Collagen VI is a structural component within interstitial connective tissues31,32 and serves as an important mediator for cell adhesion,33 cell survival,34 cell proliferation,35 the activation and activity of matrix-metalloproteinases,36 and tissue remodeling.32,34,36,37 Collagen VI also plays a significant contributory role in the complex mechanisms of disordered matrix protein disposition leading to arthrofibrosis.38 Collagen VI expression is also regulated in a time-dependent fashion after injury.3941 Expression increases during wound healing, reaching its maximum 2 wks after insult. In the late phase of healing, a reduction of collagen VI is observed. Collagen VI is normally present in human SSCT.8,10 In our study, a significant decrease of collagen VI staining was found. Again, with a single time point it is impossible to be certain that collagen VI levels were different at earlier times; but certainly this alteration in collagen VI staining suggests an effect on normal SSCT structure.

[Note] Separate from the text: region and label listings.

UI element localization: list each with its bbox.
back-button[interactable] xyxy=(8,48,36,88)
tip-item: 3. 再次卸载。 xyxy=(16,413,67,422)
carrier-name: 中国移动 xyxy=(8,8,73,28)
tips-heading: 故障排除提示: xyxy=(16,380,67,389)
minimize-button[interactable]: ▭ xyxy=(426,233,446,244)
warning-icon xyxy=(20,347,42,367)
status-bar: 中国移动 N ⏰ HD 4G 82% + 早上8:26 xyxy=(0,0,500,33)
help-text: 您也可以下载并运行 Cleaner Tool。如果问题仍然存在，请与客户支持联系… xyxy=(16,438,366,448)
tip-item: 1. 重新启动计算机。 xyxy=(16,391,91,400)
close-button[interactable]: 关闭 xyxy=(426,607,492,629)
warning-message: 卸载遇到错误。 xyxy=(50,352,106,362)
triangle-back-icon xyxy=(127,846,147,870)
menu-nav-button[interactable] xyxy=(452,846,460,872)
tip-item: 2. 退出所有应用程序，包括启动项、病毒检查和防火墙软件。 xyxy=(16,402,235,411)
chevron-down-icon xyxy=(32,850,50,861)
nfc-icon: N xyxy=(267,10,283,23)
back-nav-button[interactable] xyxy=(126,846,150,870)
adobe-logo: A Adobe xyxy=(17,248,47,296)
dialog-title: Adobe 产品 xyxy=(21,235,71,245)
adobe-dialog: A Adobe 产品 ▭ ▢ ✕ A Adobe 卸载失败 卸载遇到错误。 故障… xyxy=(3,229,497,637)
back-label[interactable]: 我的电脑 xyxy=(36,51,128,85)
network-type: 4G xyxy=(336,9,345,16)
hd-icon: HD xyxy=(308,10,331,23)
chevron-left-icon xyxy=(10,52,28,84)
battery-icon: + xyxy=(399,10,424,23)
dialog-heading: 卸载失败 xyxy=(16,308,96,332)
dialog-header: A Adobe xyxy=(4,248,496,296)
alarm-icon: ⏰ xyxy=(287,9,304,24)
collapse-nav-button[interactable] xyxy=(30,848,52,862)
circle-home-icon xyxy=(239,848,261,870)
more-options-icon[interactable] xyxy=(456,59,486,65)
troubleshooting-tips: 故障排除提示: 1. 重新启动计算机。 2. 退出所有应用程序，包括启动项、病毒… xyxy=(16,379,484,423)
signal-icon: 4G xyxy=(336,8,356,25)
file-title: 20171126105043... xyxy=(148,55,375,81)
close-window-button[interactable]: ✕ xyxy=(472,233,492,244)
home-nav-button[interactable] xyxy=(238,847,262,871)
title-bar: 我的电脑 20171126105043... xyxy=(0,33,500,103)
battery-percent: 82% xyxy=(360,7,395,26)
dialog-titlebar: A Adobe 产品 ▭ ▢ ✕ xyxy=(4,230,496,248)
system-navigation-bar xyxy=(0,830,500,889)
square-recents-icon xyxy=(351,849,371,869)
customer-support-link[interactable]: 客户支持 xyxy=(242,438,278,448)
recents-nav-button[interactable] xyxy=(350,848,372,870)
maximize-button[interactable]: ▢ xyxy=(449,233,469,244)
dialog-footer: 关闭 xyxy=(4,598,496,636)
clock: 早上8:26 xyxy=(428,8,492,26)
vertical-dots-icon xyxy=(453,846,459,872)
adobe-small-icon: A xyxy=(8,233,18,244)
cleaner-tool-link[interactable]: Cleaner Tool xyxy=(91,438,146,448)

Two surgical interventions were performed in our study. The FDS tendon was shifted 5 mm distally in the SSCT shear intervention. The 2nd intervention, skin incision only, was envisioned to be a sham intervention. However, contrary to our hypothesis, both surgical groups appeared to have a similar impact on expression of fibrosis-associated proteins in the SSCT, suggesting that this structure can be quite sensitive to even minor trauma.

The importance of this study lies in the finding of the sensitivity of SSCT to surgical interventions. This lends credence to the hypothesis that relatively minor trauma might be responsible for the SSCT fibrosis seen typically in clinical CTS cases. However, this study has several weaknesses. Specifically, only one time point was investigated. More meaningful knowledge could be achieved if more time points were studied. But we were reluctant to sacrifice large numbers of animals without knowing if some lasting effect from the experimental intervention was possible. We now plan to do both shorter and longer term interventions. Also, a limited number of proteins were investigated, although they included important proteins altered in the SSCT of CTS patients.8,42,43

We conclude that SSCT is sensitive to surgical interventions, even those which do not directly occur in the carpal tunnel. These findings may be useful in future studies of the etiology of CTS.


This study was funded by a grant from NIH (NIAMS AR 49823).


None of the authors have any financial conflicts of interest.